How to Make Easy Quarter-Square Triangle Units

Quarter-Square Triangle Units in a Quilt

Nikolaeva Elena / Getty Images

Project Overview
  • Total Time: 2 hrs
  • Skill Level: Intermediate

Quarter square triangle units are square patchwork units that are made up of four equally-sized 90-degree triangles. The fabric's sturdy straight grain runs parallel to the longest side of each triangle, where it helps keep the outer edges of units from stretching as you work on a quilt.

Quarter square triangle units are used in the outer midpoints of each Ohio Star quilt block illustrated here. The traditional Card Trick quilt block is another popular quilt block that's made in part from quarter-square triangle units. The units can be assembled by sewing triangles together individually but quick piecing methods are easier, and usually more accurate.

Learn how to make easy quick pieced quarter-square triangle units without cutting and sewing individual triangles. In this tutorial, you will be using half-square triangle units as parents for the quarter-square triangle patchwork units.


Before trying this technique you should be familiar with making half square triangle units.

What You'll Need

Equipment / Tools

  • Marking pen or pencil
  • Quilting rulers
  • Rotary cutter and mat
  • Sewing machine, set up to stitch
  • Iron and ironing board


  • Cotton fabric scraps for practicing


  1. Sizing

    Choose a finished size for your quarter-square triangle units or refer to the quilt pattern for the unit dimensions.

    • Finished block size + 1-1/4 inches.

    Cut two (contrasting) squares to match the calculated size. For your practice quarter square triangles, let's make 3 x 3 inch units.

    • 3 inches + 1-1/4 inches = 4-1/4 inches.

    Your contrasting squares should be cut to 4-1/4-by-4-1/4 inches.

  2. Make and Mark HSTs

    Use the quick pieced half-square triangle unit method to create two half-square triangle units.

    • Turn one half-square triangle unit to its wrong side. Using the marking pen and ruler, draw a diagonal line corner to corner, crossing the seam.
    • Placing right sides together, line up the two units with contrasting triangles facing each other (same fabrics aren't stacked on top of each other!), edges matching all around. The seams should nest.

    Secure the squares together with pins so the fabrics don't shift.

    Illustrated design of how to cut quarter-square triangle units.
    Janet Wickell
  3. Sew and Cut

    Sew a 1/4 inch seam on each side of the drawn diagonal line. If you don't have a quarter-inch presser foot, mark the lines before sewing. This is the same method used to create the parent units.

    Using the rotary cutter and mat, cut the squares apart on the diagonal line, press units open and trim away triangular nubs at the ends of the seam allowances.

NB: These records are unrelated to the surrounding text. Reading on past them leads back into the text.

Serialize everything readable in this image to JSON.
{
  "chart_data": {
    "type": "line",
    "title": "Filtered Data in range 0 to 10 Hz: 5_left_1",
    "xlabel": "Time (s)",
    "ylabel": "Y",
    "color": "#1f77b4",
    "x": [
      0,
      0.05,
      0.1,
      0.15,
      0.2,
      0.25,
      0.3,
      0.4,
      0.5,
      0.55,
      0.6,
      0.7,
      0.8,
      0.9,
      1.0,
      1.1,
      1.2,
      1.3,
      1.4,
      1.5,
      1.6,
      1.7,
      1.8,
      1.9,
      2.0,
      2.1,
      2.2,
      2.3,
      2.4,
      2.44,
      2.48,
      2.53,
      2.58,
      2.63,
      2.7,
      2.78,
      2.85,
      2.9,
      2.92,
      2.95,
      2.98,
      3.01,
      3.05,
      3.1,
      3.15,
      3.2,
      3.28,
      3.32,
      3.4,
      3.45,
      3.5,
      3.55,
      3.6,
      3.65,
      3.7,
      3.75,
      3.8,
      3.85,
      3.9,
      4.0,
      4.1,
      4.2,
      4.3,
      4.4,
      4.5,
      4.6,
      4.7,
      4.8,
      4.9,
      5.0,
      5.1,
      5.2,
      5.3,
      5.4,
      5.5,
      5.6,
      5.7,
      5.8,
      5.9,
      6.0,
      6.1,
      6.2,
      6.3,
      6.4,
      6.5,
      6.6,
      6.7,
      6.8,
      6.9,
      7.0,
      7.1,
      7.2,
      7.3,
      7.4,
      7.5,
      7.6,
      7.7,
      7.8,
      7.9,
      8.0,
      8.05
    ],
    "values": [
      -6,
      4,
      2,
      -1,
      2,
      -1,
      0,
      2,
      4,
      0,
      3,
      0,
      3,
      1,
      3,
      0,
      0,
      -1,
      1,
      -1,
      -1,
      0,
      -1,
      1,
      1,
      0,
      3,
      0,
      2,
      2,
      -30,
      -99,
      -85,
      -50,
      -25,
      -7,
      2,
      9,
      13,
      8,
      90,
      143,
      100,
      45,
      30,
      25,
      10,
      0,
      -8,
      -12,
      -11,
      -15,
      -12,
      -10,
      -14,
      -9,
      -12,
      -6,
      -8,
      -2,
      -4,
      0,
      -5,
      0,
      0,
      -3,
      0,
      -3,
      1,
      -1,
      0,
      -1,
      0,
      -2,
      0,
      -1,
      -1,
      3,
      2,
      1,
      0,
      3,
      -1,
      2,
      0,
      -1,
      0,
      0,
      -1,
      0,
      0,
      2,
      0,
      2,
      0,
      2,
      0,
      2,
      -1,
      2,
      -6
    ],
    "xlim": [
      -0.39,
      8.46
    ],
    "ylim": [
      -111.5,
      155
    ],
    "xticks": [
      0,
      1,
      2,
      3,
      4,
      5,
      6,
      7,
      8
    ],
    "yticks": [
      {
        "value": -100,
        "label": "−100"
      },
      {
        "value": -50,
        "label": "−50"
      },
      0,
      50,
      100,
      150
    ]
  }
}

    You'll have two quarter square triangle units that are 1/2 inch wider and taller than the finished size.


    You can use any method to construct the parent half-square triangle units. Try the Magic 8 technique if you're sewing lots of identical triangles and creating the Hunter's Star. Alter cutting sizes if other methods are used.

    Nine Ohio Star quilt blocks in orange and maroon.
    Forum Members

Quarter-Square Triangle Unit Variations

Change the appearance of quarter-square triangle units by constructing them with varying combinations of parent squares. 

  • When quarter-square triangle units are made from identical half-square triangle parents, the resulting patchwork squares are identical and symmetrical.
  • Substitute a plain square for one of the parents to make units with two quarter-square patches in one-half of the square and a single triangle in the other half. The units are mirror images of each other.
  • Use two different half-square triangle parents to make the quarter-square triangle units. The units are mirror images of each other, but that doesn't usually matter if you're making a scrap quilt.

As you consider the patchwork you need, weigh the advantages of quick piecing versus sewing individual triangles. For example, if you were making small quarter-square triangle units, you might opt for the quick-pieced method simply because it eliminates the need to handle tiny triangles.

If some units don't fit your project, throw extra units into a patchwork bin and use them later in another project.

If you decide to assemble quarter-square units from individual triangles, remember that the fabric's straight grain should be parallel to each triangle's longest edge.

Illustrated design of how to configure triangles.